Rwanda and Tanzania have planned to integrate their instant payment systems to pilot cross-border transactions in the East African Community (EAC), boosting trade and regional cooperation.
The monetary authorities of both countries are in talks to link their respective instant payment systems to allow citizens to send and receive funds in their local currencies in real time. The EAC Secretariat, which launched a plan to link multiple instant payment systems in the region, mentioned that the pilot is a key move in reducing the cost of cross-border transactions.
EAC’s plan to connect multiple countries
The preparations mark a shift in the EAC’s regional payment system integration mission, creating a single regional instant payment ecosystem that facilitates secure, affordable, and real-time transactions across borders. The eight-member bloc has seven such systems existing in four countries, including Kenya, Uganda, Tanzania, and Rwanda, while the remaining ones rely primarily on private mobile money or banking platforms for digital payments.
Connecting Rwanda’s RSwitch and Tanzania’s TIPS will allow citizens of both countries to send and get funds in real time via bank or mobile money accounts, addressing trade between countries.
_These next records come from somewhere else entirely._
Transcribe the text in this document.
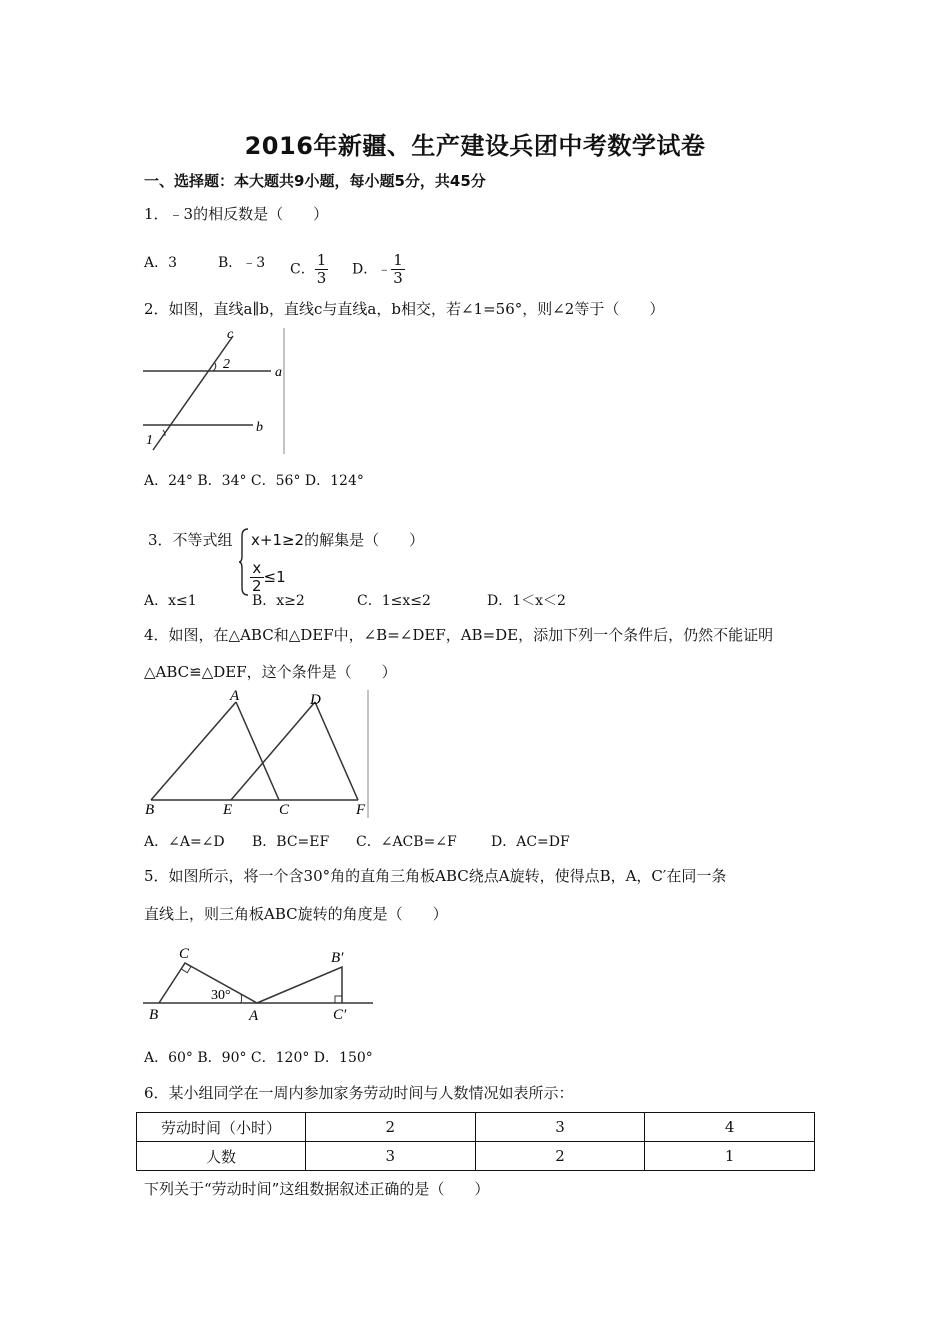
2016年新疆、生产建设兵团中考数学试卷
一、选择题：本大题共9小题，每小题5分，共45分
1．﹣3的相反数是（　　）
A．3	B．﹣3 C． $\frac{1}{3}$ D．﹣ $\frac{1}{3}$
2．如图，直线a∥b，直线c与直线a，b相交，若∠1=56°，则∠2等于（　　）
c
2
a
b
1
A．24° B．34° C．56° D．124°
3．不等式组 x+1≥2的解集是（　　）
$\frac{x}{2} \le 1$
A．x≤1	B．x≥2	C．1≤x≤2	D．1＜x＜2
4．如图，在△ABC和△DEF中，∠B=∠DEF，AB=DE，添加下列一个条件后，仍然不能证明
△ABC≌△DEF，这个条件是（　　）
A	D
B	E	C	F
A．∠A=∠D B．BC=EF C．∠ACB=∠F D．AC=DF
5．如图所示，将一个含30°角的直角三角板ABC绕点A旋转，使得点B，A，C′在同一条
直线上，则三角板ABC旋转的角度是（　　）
C
30°
B	A
B′
C′
A．60° B．90° C．120° D．150°
6．某小组同学在一周内参加家务劳动时间与人数情况如表所示：
劳动时间（小时）	2	3	4
人数	3	2	1
下列关于“劳动时间”这组数据叙述正确的是（　　）
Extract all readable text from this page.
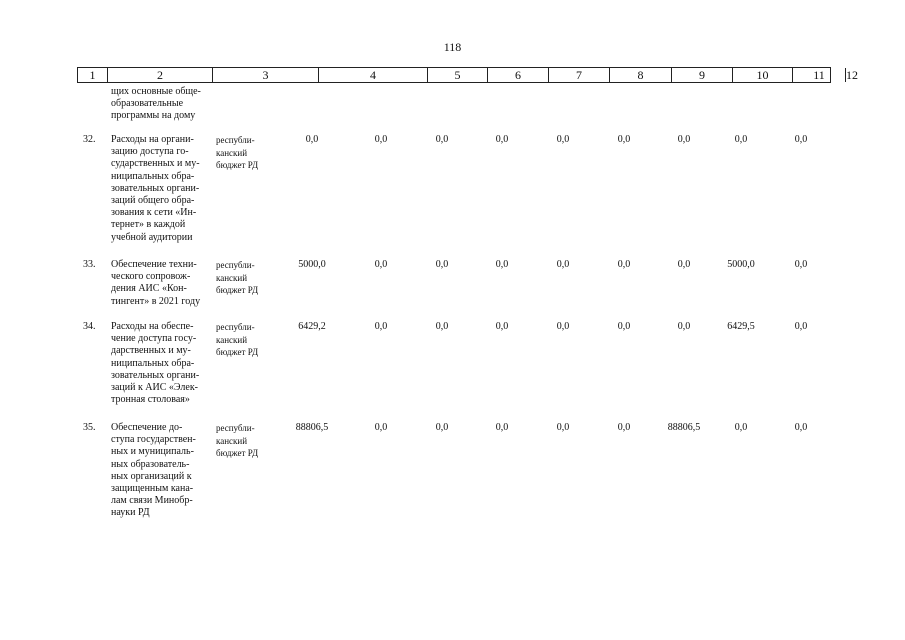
118
1	2	3	4	5	6	7	8	9	10	11	12
щих основные обще-
образовательные
программы на дому
32. Расходы на органи-
зацию доступа го-
сударственных и му-
ниципальных обра-
зовательных органи-
заций общего обра-
зования к сети «Ин-
тернет» в каждой
учебной аудитории
республи-
канский
бюджет РД
0,0	0,0	0,0	0,0	0,0	0,0	0,0	0,0	0,0
33. Обеспечение техни-
ческого сопровож-
дения АИС «Кон-
тингент» в 2021 году
республи-
канский
бюджет РД
5000,0	0,0	0,0	0,0	0,0	0,0	0,0	5000,0	0,0
34. Расходы на обеспе-
чение доступа госу-
дарственных и му-
ниципальных обра-
зовательных органи-
заций к АИС «Элек-
тронная столовая»
республи-
канский
бюджет РД
6429,2	0,0	0,0	0,0	0,0	0,0	0,0	6429,5	0,0
35. Обеспечение до-
ступа государствен-
ных и муниципаль-
ных образователь-
ных организаций к
защищенным кана-
лам связи Минобр-
науки РД
республи-
канский
бюджет РД
88806,5	0,0	0,0	0,0	0,0	0,0	88806,5	0,0	0,0
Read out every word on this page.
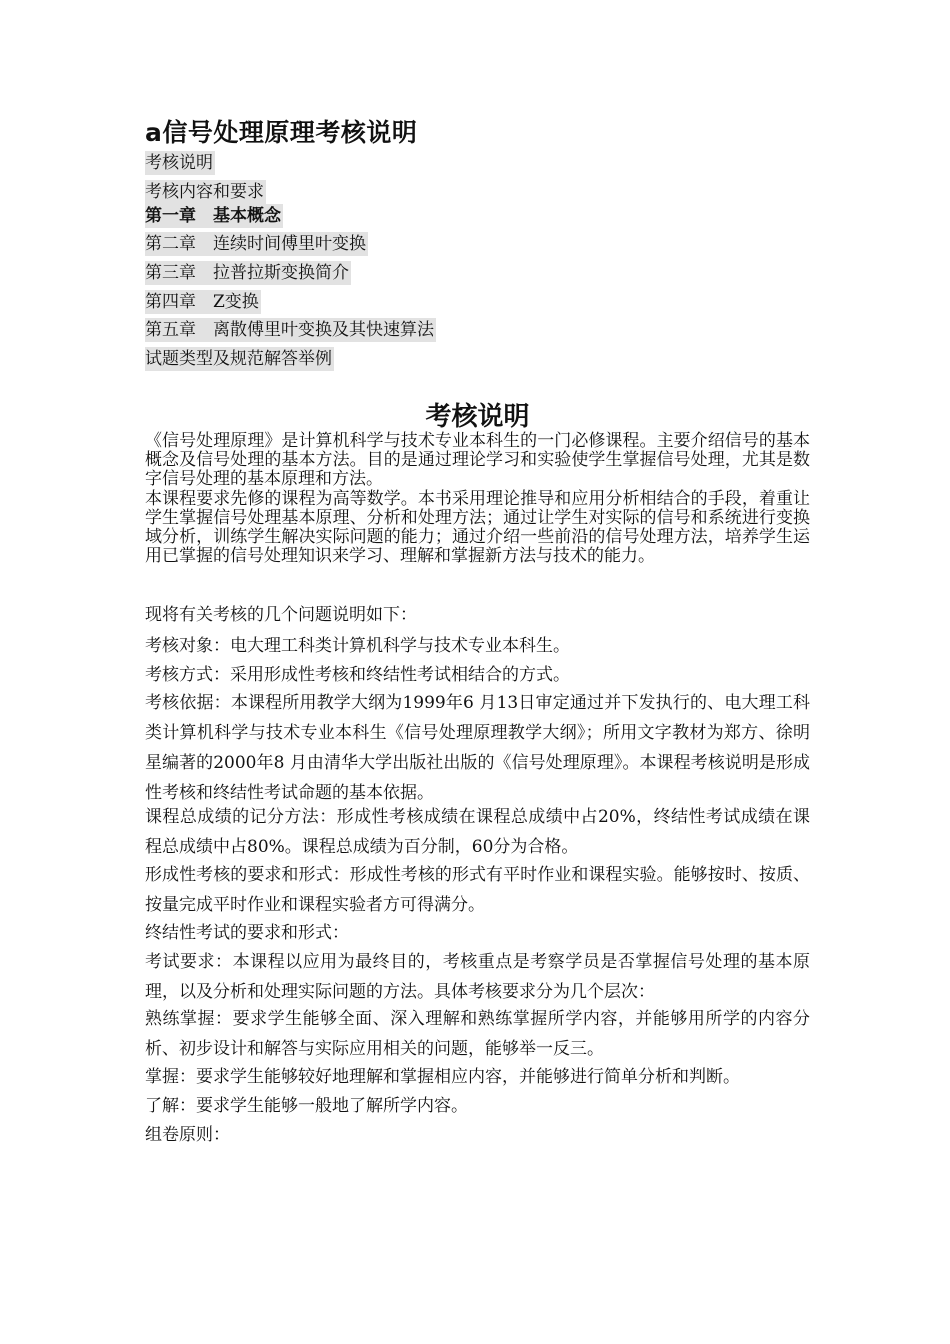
a信号处理原理考核说明
考核说明
考核内容和要求
第一章　基本概念
第二章　连续时间傅里叶变换
第三章　拉普拉斯变换简介
第四章　Z变换
第五章　离散傅里叶变换及其快速算法
试题类型及规范解答举例
考核说明
《信号处理原理》是计算机科学与技术专业本科生的一门必修课程。主要介绍信号的基本概念及信号处理的基本方法。目的是通过理论学习和实验使学生掌握信号处理，尤其是数字信号处理的基本原理和方法。
本课程要求先修的课程为高等数学。本书采用理论推导和应用分析相结合的手段，着重让学生掌握信号处理基本原理、分析和处理方法；通过让学生对实际的信号和系统进行变换域分析，训练学生解决实际问题的能力；通过介绍一些前沿的信号处理方法，培养学生运用已掌握的信号处理知识来学习、理解和掌握新方法与技术的能力。
现将有关考核的几个问题说明如下：
考核对象：电大理工科类计算机科学与技术专业本科生。
考核方式：采用形成性考核和终结性考试相结合的方式。
考核依据：本课程所用教学大纲为1999年6 月13日审定通过并下发执行的、电大理工科类计算机科学与技术专业本科生《信号处理原理教学大纲》；所用文字教材为郑方、徐明星编著的2000年8 月由清华大学出版社出版的《信号处理原理》。本课程考核说明是形成性考核和终结性考试命题的基本依据。
课程总成绩的记分方法：形成性考核成绩在课程总成绩中占20%，终结性考试成绩在课程总成绩中占80%。课程总成绩为百分制，60分为合格。
形成性考核的要求和形式：形成性考核的形式有平时作业和课程实验。能够按时、按质、按量完成平时作业和课程实验者方可得满分。
终结性考试的要求和形式：
考试要求：本课程以应用为最终目的，考核重点是考察学员是否掌握信号处理的基本原理，以及分析和处理实际问题的方法。具体考核要求分为几个层次：
熟练掌握：要求学生能够全面、深入理解和熟练掌握所学内容，并能够用所学的内容分析、初步设计和解答与实际应用相关的问题，能够举一反三。
掌握：要求学生能够较好地理解和掌握相应内容，并能够进行简单分析和判断。
了解：要求学生能够一般地了解所学内容。
组卷原则：
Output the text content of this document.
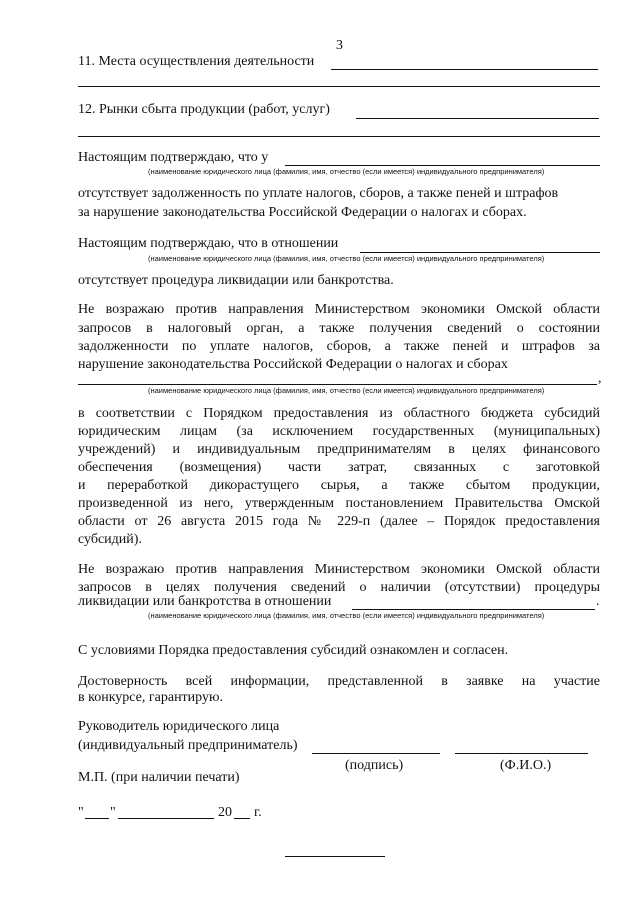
3
11. Места осуществления деятельности
12. Рынки сбыта продукции (работ, услуг)
Настоящим подтверждаю, что у
(наименование юридического лица (фамилия, имя, отчество (если имеется) индивидуального предпринимателя)
отсутствует задолженность по уплате налогов, сборов, а также пеней и штрафов
за нарушение законодательства Российской Федерации о налогах и сборах.
Настоящим подтверждаю, что в отношении
(наименование юридического лица (фамилия, имя, отчество (если имеется) индивидуального предпринимателя)
отсутствует процедура ликвидации или банкротства.
Не возражаю против направления Министерством экономики Омской области
запросов в налоговый орган, а также получения сведений о состоянии
задолженности по уплате налогов, сборов, а также пеней и штрафов за
нарушение законодательства Российской Федерации о налогах и сборах
,
(наименование юридического лица (фамилия, имя, отчество (если имеется) индивидуального предпринимателя)
в соответствии с Порядком предоставления из областного бюджета субсидий
юридическим лицам (за исключением государственных (муниципальных)
учреждений) и индивидуальным предпринимателям в целях финансового
обеспечения (возмещения) части затрат, связанных с заготовкой
и переработкой дикорастущего сырья, а также сбытом продукции,
произведенной из него, утвержденным постановлением Правительства Омской
области от 26 августа 2015 года № 229-п (далее – Порядок предоставления
субсидий).
Не возражаю против направления Министерством экономики Омской области
запросов в целях получения сведений о наличии (отсутствии) процедуры
ликвидации или банкротства в отношении	.
(наименование юридического лица (фамилия, имя, отчество (если имеется) индивидуального предпринимателя)
С условиями Порядка предоставления субсидий ознакомлен и согласен.
Достоверность всей информации, представленной в заявке на участие
в конкурсе, гарантирую.
Руководитель юридического лица
(индивидуальный предприниматель)
(подпись)	(Ф.И.О.)
М.П. (при наличии печати)
" "	20 г.
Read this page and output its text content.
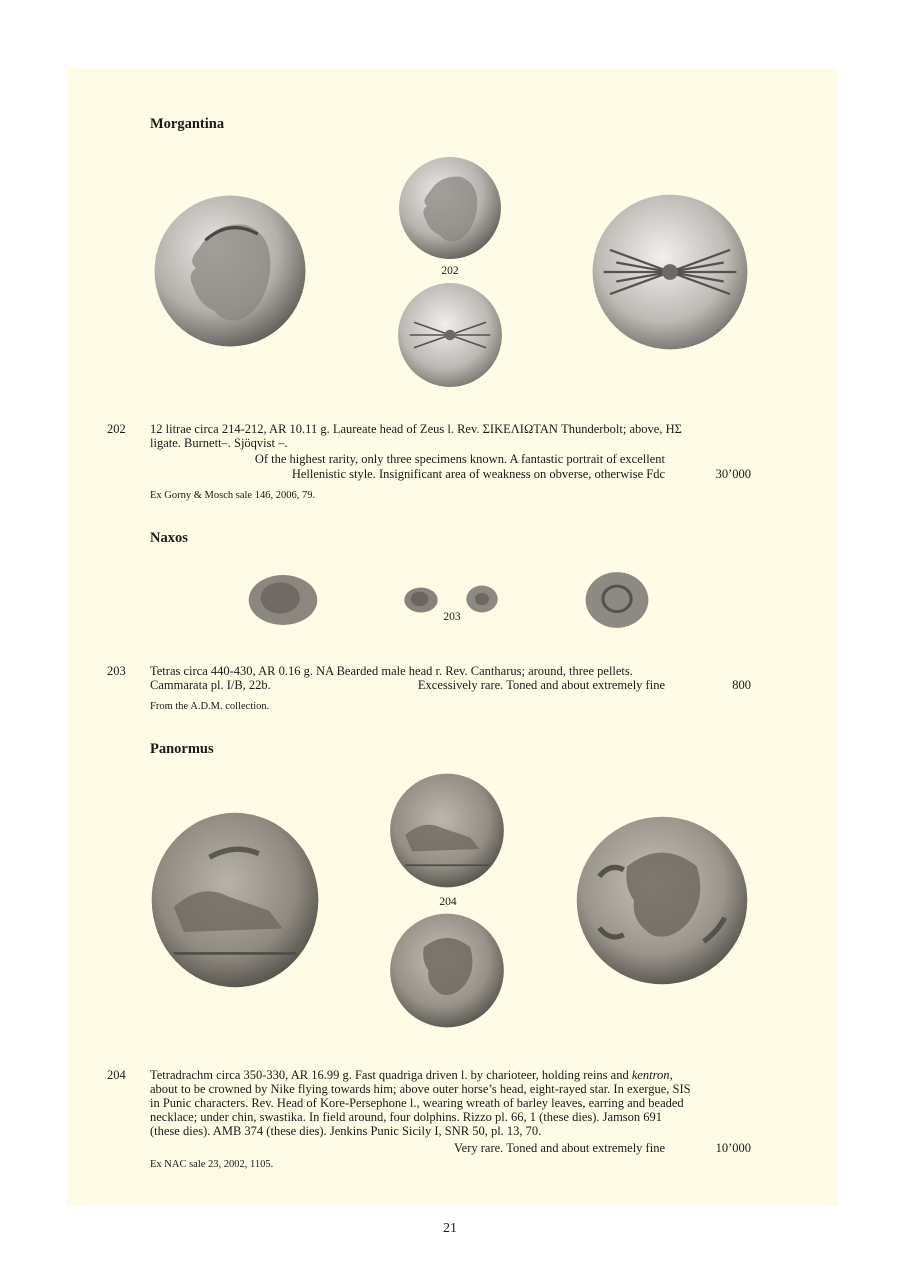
Morgantina
202
202 12 litrae circa 214-212, AR 10.11 g. Laureate head of Zeus l. Rev. ΣΙΚΕΛΙΩΤΑΝ Thunderbolt; above, ΗΣ
ligate. Burnett–. Sjöqvist –.
Of the highest rarity, only three specimens known. A fantastic portrait of excellent
Hellenistic style. Insignificant area of weakness on obverse, otherwise Fdc	30’000
Ex Gorny & Mosch sale 146, 2006, 79.
Naxos
203
203 Tetras circa 440-430, AR 0.16 g. NA Bearded male head r. Rev. Cantharus; around, three pellets.
Cammarata pl. I/B, 22b.	Excessively rare. Toned and about extremely fine	800
From the A.D.M. collection.
Panormus
204
204 Tetradrachm circa 350-330, AR 16.99 g. Fast quadriga driven l. by charioteer, holding reins and kentron,
about to be crowned by Nike flying towards him; above outer horse’s head, eight-rayed star. In exergue, SIS
in Punic characters. Rev. Head of Kore-Persephone l., wearing wreath of barley leaves, earring and beaded
necklace; under chin, swastika. In field around, four dolphins. Rizzo pl. 66, 1 (these dies). Jamson 691
(these dies). AMB 374 (these dies). Jenkins Punic Sicily I, SNR 50, pl. 13, 70.
Very rare. Toned and about extremely fine	10’000
Ex NAC sale 23, 2002, 1105.
21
This will significantly improve trade and commerce, allowing businesses to settle invoices with partners and suppliers more easily, reducing operational friction and delivering new opportunities for growth and market expansion.
At the moment, East Africa’s cross-border payment corridors are one of the most expensive in the world due to the absence of a unified instant payment system. It takes 32% of the transaction amount to send USD 200 from one country to the next using the existing channels, while in other parts of the world, the cost is as low as 1%. Sending money from Tanzania to Rwanda is particularly expensive, with costs reaching 44% of the transaction amount.
By linking the two systems, these costs will fall, extending the reach of formal financial services by making cross-border transactions simpler, much like a domestic transfer. This will support a bigger segment of the population, including small-scale merchants and individual consumers.
To ensure the full rollout of the regional payment system, the EAC also works to harmonise regulations, strengthen underlying infrastructure, and create technical expertise on payments across all eight member states. Additionally, the bloc’s single currency plans have been delayed and are now expected to launch in 2033. At the same time, East African Payments and Settlement System (EAPS), which launched in 2013 to enable high-volume transactions between banks and corporations, recorded a 40% increase in transaction volumes, hitting USD 2 billion.